By Tine Dolmer, Communication and Event Officer at DIAS

Since March 2020, PhD Angela Y. Chang has been a DIAS Fellow and Assistant Professor at the Department of Clinical Research at SDU. She is committed to reducing health and wealth inequalities globally through her research and is motivated by the belief that research can provide the inputs needed to inform policies and improve resource allocation, and ultimately, impact population health. 

As a researcher within health science, Angela Y. Chang is very interested in how we can measure the experienced burden of disease, not just clinically but also the economic, social and psychological impact, and how the impact might differ depending on the quality of the country’s healthcare system.

As Chang explains, the experience of being blind is very different if you live in e.g. Denmark or Zimbabwe, but in health science we consider this the same disease. The clinical severity of being blind is the same, but you would expect that the experience is very different because we have a great health system in Denmark, while you might not get that much help in Zimbabwe due to a lack of resources.

One of the great things about doing health research in Denmark is that we have very extensive registries. You can use the data to compare multiple impacts of disease across different diseases, like breast cancer and depression. Actually, this is very unique for Denmark; only few countries in the world have registries that make is possible to combine healthcare data with e.g. economic, social, and psychological data.

Supporting policymaking

Angela Y. Chang is truly concerned about real life and how academia should play an actual role in the society. The aim of her research is to help policymakers set the priorities and make good decisions about how to allocate health and welfare resources to different diseases based on evidence on how different population groups are affected by the diseases. Some diseases predominantly affect certain groups of people, so the question is if they should receive more support than they do now.

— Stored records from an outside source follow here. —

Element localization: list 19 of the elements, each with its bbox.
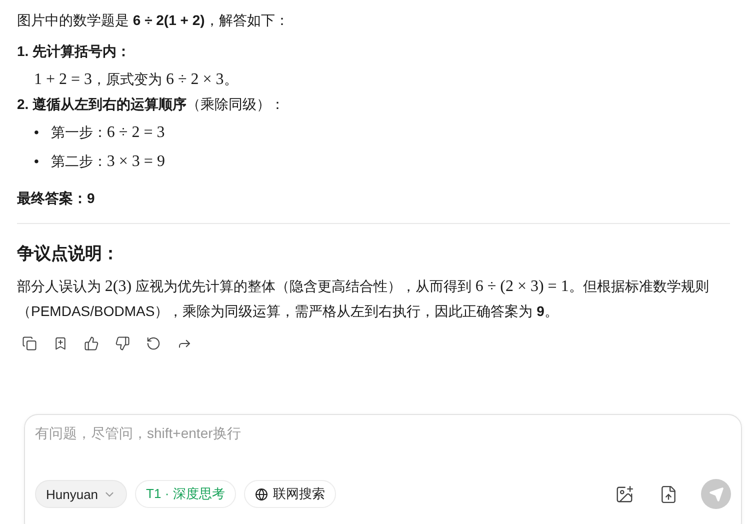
send-icon — [708, 486, 724, 502]
bullet: • — [34, 123, 39, 142]
section-heading: 争议点说明： — [17, 244, 120, 264]
explanation-text: 部分人误认为 2(3) 应视为优先计算的整体（隐含更高结合性），从而得到 6 ÷ (2 × 3) = 1。但根据标准数学规则（PEMDAS/BODMAS），乘除为同级运算，需严格从左到右执行，因此正确答案为 9。 — [17, 277, 710, 321]
intro-text: 图片中的数学题是 6 ÷ 2(1 + 2)，解答如下： — [17, 11, 290, 30]
final-answer: 最终答案：9 — [17, 189, 96, 208]
step-text: 第一步：6 ÷ 2 = 3 — [50, 123, 165, 143]
copy-icon[interactable] — [20, 334, 39, 353]
step-title: 2. 遵循从左到右的运算顺序（乘除同级）： — [17, 95, 286, 114]
bullet: • — [34, 152, 39, 171]
step-text: 第二步：3 × 3 = 9 — [50, 152, 165, 172]
thumbs-up-icon[interactable] — [82, 334, 101, 353]
mode-toggle[interactable]: 联网搜索 — [244, 480, 336, 508]
globe-icon — [254, 488, 268, 500]
model-selector[interactable]: Hunyuan — [35, 480, 128, 508]
step-text: 1 + 2 = 3，原式变为 6 ÷ 2 × 3。 — [34, 70, 239, 89]
step-title: 1. 先计算括号内： — [17, 42, 132, 61]
thumbs-down-icon[interactable] — [113, 334, 132, 353]
message-field[interactable]: 有问题，尽管问，shift+enter换行 Hunyuan T1 · 深度思考 联网搜索 — [24, 414, 742, 524]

One of the challenges when working with public health is to avoid making judgements on what is good or bad, e.g. is smoking good or bad? This is why Chang is always very careful to check if she has any bias. As she says, the best research question is when you don’t know the answer.

The relation between gender equality and health

Another topic that Angela Y. Chang is very interested in is the relation between gender equality and health; if the level of equality in a country has an effect on health or not. As an example, Chang mentions a new study on COVID-19 that shows that countries with a high level of gender equality tend to have more female deaths than countries with a lower level of equality.

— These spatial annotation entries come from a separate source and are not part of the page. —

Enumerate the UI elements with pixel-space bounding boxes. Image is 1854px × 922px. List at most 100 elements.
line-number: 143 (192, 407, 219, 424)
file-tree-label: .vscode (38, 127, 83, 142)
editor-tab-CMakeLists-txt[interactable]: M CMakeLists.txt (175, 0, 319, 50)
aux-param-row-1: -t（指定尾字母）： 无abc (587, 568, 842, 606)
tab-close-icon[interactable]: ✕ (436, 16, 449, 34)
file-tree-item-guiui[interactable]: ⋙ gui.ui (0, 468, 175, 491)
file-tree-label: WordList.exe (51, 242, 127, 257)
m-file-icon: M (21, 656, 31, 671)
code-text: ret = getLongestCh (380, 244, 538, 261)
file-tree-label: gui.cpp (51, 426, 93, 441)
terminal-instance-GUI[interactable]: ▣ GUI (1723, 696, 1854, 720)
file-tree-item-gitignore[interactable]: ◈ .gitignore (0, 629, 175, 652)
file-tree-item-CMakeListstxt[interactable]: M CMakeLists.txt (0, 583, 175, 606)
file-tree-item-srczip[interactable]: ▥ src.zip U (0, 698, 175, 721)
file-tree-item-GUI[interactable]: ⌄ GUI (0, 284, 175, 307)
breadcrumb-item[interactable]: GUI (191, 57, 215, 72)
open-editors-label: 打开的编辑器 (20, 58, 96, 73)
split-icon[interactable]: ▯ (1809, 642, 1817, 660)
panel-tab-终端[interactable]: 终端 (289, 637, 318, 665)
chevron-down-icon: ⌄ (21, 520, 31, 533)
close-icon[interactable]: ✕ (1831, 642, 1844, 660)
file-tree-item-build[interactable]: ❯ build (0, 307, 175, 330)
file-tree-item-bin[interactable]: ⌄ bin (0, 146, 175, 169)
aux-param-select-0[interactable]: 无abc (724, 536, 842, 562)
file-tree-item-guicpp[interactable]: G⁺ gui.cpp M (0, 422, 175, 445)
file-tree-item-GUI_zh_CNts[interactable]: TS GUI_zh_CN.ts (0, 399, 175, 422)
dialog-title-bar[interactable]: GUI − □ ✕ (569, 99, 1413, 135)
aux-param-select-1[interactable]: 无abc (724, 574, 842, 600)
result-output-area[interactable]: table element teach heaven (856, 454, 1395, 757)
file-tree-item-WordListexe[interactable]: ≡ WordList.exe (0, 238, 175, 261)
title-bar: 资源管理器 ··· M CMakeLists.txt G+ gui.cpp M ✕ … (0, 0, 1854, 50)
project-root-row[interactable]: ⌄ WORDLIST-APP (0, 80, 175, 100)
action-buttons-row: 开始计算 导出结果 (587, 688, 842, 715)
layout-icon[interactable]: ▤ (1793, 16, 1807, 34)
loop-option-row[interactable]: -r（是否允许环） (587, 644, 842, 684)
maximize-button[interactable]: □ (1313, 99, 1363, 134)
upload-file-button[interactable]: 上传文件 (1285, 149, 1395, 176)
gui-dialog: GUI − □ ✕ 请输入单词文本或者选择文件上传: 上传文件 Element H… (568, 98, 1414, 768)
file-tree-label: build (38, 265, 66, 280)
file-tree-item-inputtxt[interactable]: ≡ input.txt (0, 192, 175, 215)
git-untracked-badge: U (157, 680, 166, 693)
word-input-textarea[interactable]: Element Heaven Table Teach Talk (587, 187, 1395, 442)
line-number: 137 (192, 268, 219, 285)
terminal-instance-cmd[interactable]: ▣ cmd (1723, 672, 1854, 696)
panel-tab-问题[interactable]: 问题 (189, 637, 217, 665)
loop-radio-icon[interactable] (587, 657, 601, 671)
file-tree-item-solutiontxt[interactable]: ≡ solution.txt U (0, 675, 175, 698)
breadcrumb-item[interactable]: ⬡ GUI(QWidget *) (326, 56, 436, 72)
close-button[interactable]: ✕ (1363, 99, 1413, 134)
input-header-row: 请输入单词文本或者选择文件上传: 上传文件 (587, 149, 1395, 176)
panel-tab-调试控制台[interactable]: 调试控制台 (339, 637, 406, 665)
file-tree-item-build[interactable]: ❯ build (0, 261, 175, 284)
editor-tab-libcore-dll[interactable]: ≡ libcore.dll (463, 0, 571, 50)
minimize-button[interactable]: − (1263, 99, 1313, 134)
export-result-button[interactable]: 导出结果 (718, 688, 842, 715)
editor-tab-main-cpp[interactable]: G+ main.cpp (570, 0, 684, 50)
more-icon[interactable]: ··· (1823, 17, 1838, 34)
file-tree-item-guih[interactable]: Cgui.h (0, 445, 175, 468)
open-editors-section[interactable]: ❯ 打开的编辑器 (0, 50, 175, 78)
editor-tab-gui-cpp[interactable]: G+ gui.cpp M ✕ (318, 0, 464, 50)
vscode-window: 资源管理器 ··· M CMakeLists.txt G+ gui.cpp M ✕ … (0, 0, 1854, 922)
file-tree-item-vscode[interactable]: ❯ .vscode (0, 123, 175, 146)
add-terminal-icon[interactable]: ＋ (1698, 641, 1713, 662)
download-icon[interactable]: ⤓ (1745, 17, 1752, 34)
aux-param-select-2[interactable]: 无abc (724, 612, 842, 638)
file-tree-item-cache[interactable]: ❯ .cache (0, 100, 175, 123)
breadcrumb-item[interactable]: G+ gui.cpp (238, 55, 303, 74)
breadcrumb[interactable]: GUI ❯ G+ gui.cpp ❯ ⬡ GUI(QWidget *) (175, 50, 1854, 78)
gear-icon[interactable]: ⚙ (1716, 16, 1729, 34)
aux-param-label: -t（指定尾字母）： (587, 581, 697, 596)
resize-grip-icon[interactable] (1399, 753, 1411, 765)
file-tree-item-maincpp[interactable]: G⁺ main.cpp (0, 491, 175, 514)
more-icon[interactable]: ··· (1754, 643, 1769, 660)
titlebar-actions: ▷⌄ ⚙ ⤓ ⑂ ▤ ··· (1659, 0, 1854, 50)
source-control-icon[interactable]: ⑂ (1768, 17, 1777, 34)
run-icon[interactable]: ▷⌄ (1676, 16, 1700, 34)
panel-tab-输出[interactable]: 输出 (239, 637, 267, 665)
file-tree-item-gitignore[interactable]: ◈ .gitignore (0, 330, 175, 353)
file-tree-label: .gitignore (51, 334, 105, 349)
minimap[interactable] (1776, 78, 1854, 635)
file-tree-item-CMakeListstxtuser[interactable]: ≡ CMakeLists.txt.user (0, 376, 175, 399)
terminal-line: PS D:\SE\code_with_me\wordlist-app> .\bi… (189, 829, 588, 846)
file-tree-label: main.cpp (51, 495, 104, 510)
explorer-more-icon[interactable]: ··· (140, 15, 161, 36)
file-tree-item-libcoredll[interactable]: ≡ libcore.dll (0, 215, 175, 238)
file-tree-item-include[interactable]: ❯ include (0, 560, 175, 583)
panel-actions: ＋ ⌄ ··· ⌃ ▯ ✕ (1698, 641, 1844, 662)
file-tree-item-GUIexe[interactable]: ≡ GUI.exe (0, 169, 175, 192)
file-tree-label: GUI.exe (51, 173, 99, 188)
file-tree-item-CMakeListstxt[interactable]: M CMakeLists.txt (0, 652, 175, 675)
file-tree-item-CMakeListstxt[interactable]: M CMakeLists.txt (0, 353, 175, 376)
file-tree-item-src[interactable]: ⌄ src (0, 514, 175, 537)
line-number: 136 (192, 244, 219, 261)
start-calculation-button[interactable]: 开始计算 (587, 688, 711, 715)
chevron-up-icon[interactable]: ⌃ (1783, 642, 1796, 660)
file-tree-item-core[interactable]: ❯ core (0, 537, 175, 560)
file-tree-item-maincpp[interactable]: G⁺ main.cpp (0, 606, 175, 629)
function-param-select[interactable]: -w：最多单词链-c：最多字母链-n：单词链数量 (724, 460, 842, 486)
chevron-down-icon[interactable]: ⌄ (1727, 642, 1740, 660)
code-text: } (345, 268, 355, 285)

Chang has been interested in the relation between gender equality and health for a long while, and by becoming a DIAS Fellow she now has the freedom to explore it further in collaboration with international colleagues.

Life at DIAS

Angela Y. Chang has been a DIAS Fellow since March 2020. By chance a colleague from her PhD programme already knew DIAS Chair Christine Stabell Benn and suggested that Chang applied for a position at DIAS. One of the things about DIAS that attracted Chang is the freedom to do her own research:  

The complete freedom to do whatever you want in terms of research is a luxury to have. Not every academic institution will allow me to do that.

– Angela Y. Chang 

Chang thinks that DIAS has a unique combination of being a new institution while being supported by chairs with a long and rich background in research. DIAS aims to give researchers the complete freedom to do their research, combined with unconditional support. That is very attractive for Chang as a researcher. Chang is particularly grateful for the support she has received from DIAS Chairs of Health Science, Christine Stabell Benn, Kaare Christensen, and James Vaupel.